I feel profoundly grateful to be part of an interfaith families community, a community that allows my family to feel the transcendence of interfaith gatherings on a regular basis. On Sunday, just two days after the Newtown tragedy, we attended the annual Lessons and Carols service for Advent and Christmas. My husband and I sing in the choir, so we found ourselves at the front of the room, looking out at hundreds of parents still in a state of shock, many with arms wrapped around small children bewildered by all of the tight hugging and extra kisses.

In the choir, I stumbled imperfectly through the alto harmonies, and closed my eyes to receive the poems by Mary Oliver and Madeleine L’Engle. But this year, the imagery in song and readings became almost unbearably poignant—the innocence of the baby, the mother destined to lose her son. At the emotional climax, Rich Shegogue, an extraordinary tenor, stood alone, as he does each year, to sing “O Holy Night.” The refrain of “Fall on your knees. Oh hear, the angel voices!” and the alternation of soaring and tender musical phrases, broke open the hearts of many parents. Gazing out through tears, I saw Christians and Jews alike weeping, including our choir director, Rich’s Jewish wife Marci, who must have heard Rich sing this carol hundreds of times before. But never before like this.

In the darkness of the solstice, in the darkness of tragedy, we crave community. For interfaith families, finding community has not always been easy.

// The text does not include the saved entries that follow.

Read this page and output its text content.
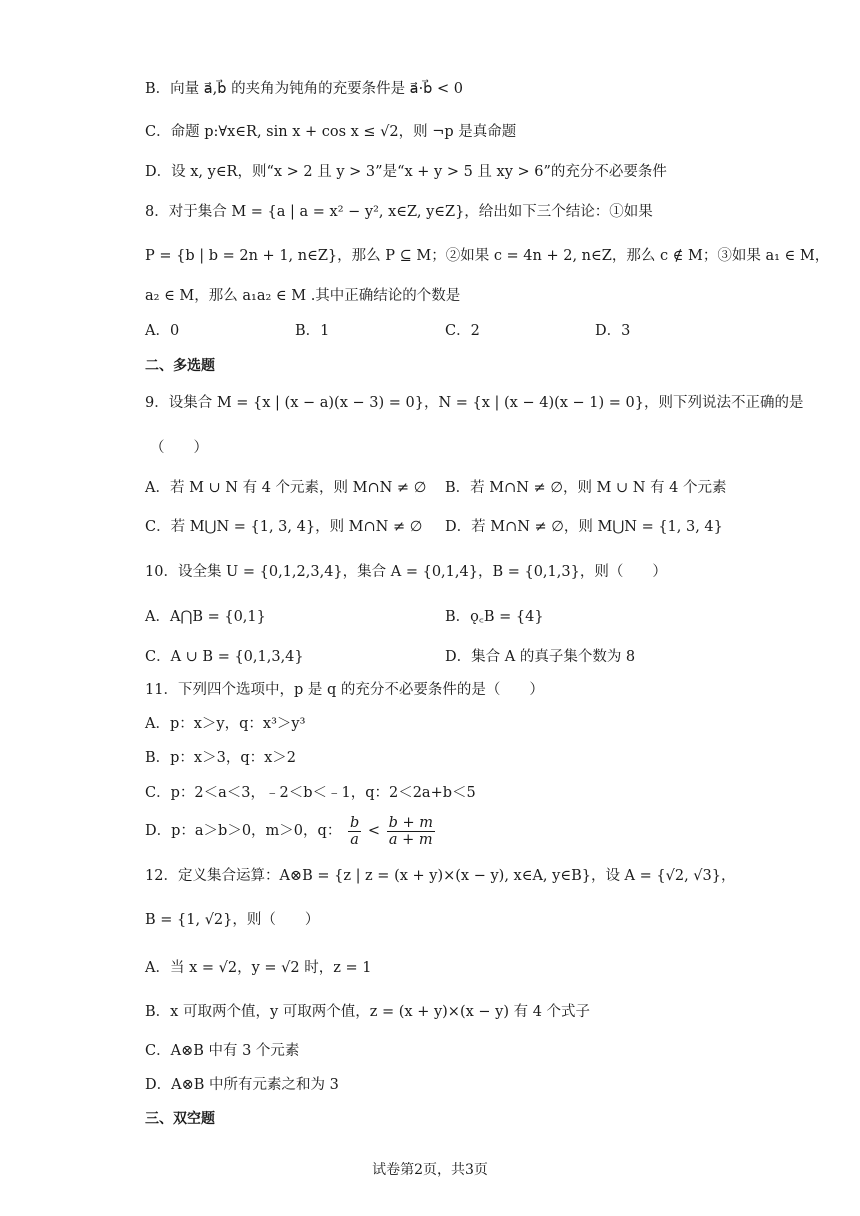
B．向量 a⃗,b⃗ 的夹角为钝角的充要条件是 a⃗·b⃗ < 0
C．命题 p:∀x∈R, sin x + cos x ≤ √2，则 ¬p 是真命题
D．设 x, y∈R，则“x > 2 且 y > 3”是“x + y > 5 且 xy > 6”的充分不必要条件
8．对于集合 M = {a | a = x² − y², x∈Z, y∈Z}，给出如下三个结论：①如果
P = {b | b = 2n + 1, n∈Z}，那么 P ⊆ M；②如果 c = 4n + 2, n∈Z，那么 c ∉ M；③如果 a₁ ∈ M，
a₂ ∈ M，那么 a₁a₂ ∈ M .其中正确结论的个数是
A．0	B．1	C．2	D．3
二、多选题
9．设集合 M = {x | (x − a)(x − 3) = 0}，N = {x | (x − 4)(x − 1) = 0}，则下列说法不正确的是
（　　）
A．若 M ∪ N 有 4 个元素，则 M∩N ≠ ∅ B．若 M∩N ≠ ∅，则 M ∪ N 有 4 个元素
C．若 M⋃N = {1, 3, 4}，则 M∩N ≠ ∅ D．若 M∩N ≠ ∅，则 M⋃N = {1, 3, 4}
10．设全集 U = {0,1,2,3,4}，集合 A = {0,1,4}，B = {0,1,3}，则（　　）
A．A⋂B = {0,1}	B．ǫ꜀B = {4}
C．A ∪ B = {0,1,3,4}	D．集合 A 的真子集个数为 8
11．下列四个选项中，p 是 q 的充分不必要条件的是（　　）
A．p：x＞y，q：x³＞y³
B．p：x＞3，q：x＞2
C．p：2＜a＜3，﹣2＜b＜﹣1，q：2＜2a+b＜5
D．p：a＞b＞0，m＞0，q： $\frac{b}{a} < \frac{b + m}{a + m}$
12．定义集合运算：A⊗B = {z | z = (x + y)×(x − y), x∈A, y∈B}，设 A = {√2, √3}，
B = {1, √2}，则（　　）
A．当 x = √2，y = √2 时，z = 1
B．x 可取两个值，y 可取两个值，z = (x + y)×(x − y) 有 4 个式子
C．A⊗B 中有 3 个元素
D．A⊗B 中所有元素之和为 3
三、双空题
试卷第2页，共3页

Some of us have found homes in churches or progressive synagogues, or in Unitarian-Universalist communities, or in the Ethical Society. Some of us have created our own interfaith families communities in order to teach both religions to our children. In an interfaith families community, both Christians and Jews have permission to take solace in the beauty of the story of the birth of Jesus, without having to agree on whether or not he was the messiah.

As Christians and Jews who married across religious boundaries, we each approach a service like the Lessons and Carols from our own personal theological perspective. Whether we understand the Christmas story as history, or metaphor, or myth, or mystery, we are glad to live in a time and place when we can experience it together, sharing both comfort and joy.